Jason Okwara was jailed for nine years in December after he targeted three women in the city between 2004 and 2012.
He had originally pleaded not guilty to all the charges, forcing his victims to give evidence in court and relive the horror of the attacks.
But the appeal against his conviction was rejected after a hearing at the Court of Criminal Appeal in Edinburgh.
If the appeal had been successful, it could have resulted in the court ordering a retrial or acquitting Okwara.
The American’s first attack was on a “particularly vulnerable” woman at a property in Broughty Ferry in 2004.
She was asleep at the time, having previously told Okwara she did not want to have sex.
The court heard she was “incapable of giving or withholding consent”.
The 45-year-old struck five years later at a different address in the city.
During his trial at the High Court in Glasgow in December, jurors heard that the victim “simply froze” while Okwara raped her.
His third victim was molested in August 2012.
The victim said she believed Okwara only stopped when she shouted at him.

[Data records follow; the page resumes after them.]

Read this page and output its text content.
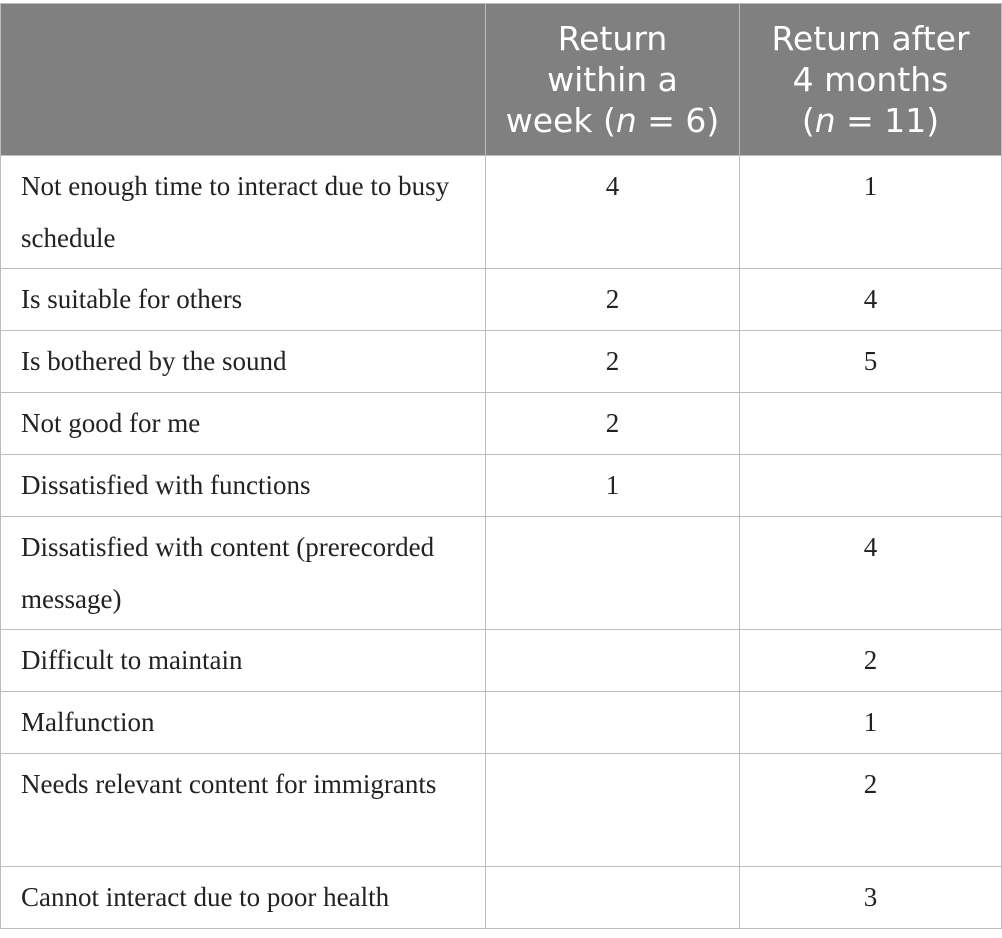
	Return
within a
week (n = 6)	Return after
4 months
(n = 11)
Not enough time to interact due to busy schedule	4	1
Is suitable for others	2	4
Is bothered by the sound	2	5
Not good for me	2	
Dissatisfied with functions	1	
Dissatisfied with content (prerecorded message)		4
Difficult to maintain		2
Malfunction		1
Needs relevant content for immigrants		2
Cannot interact due to poor health		3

Judge Lady Rae said at the end of Okwara’s trial that he appeared to believe he had an “entitlement” to women.
She said: “The evidence was in my view disturbing in the sense that you clearly believed that you were entitled to sexual intercourse with women whenever you wanted it, whether the women were willing or not.
“I note that after interviewing you, one of the report writers from the Tay Project in Dundee has come to the same conclusion, namely that you have a sense of entitlement toward women and sex.”
One of Okwara’s victims was recently reinstated by HMRC after she was sacked just weeks after giving evidence at the trial last year.
The 48-year-old, who cannot be named for legal reasons, was one of the women targeted by Okwara in Dundee.
The victim lost her job as an HMRC call handler amid allegations she took too many sick days off work in the run-up to the trial.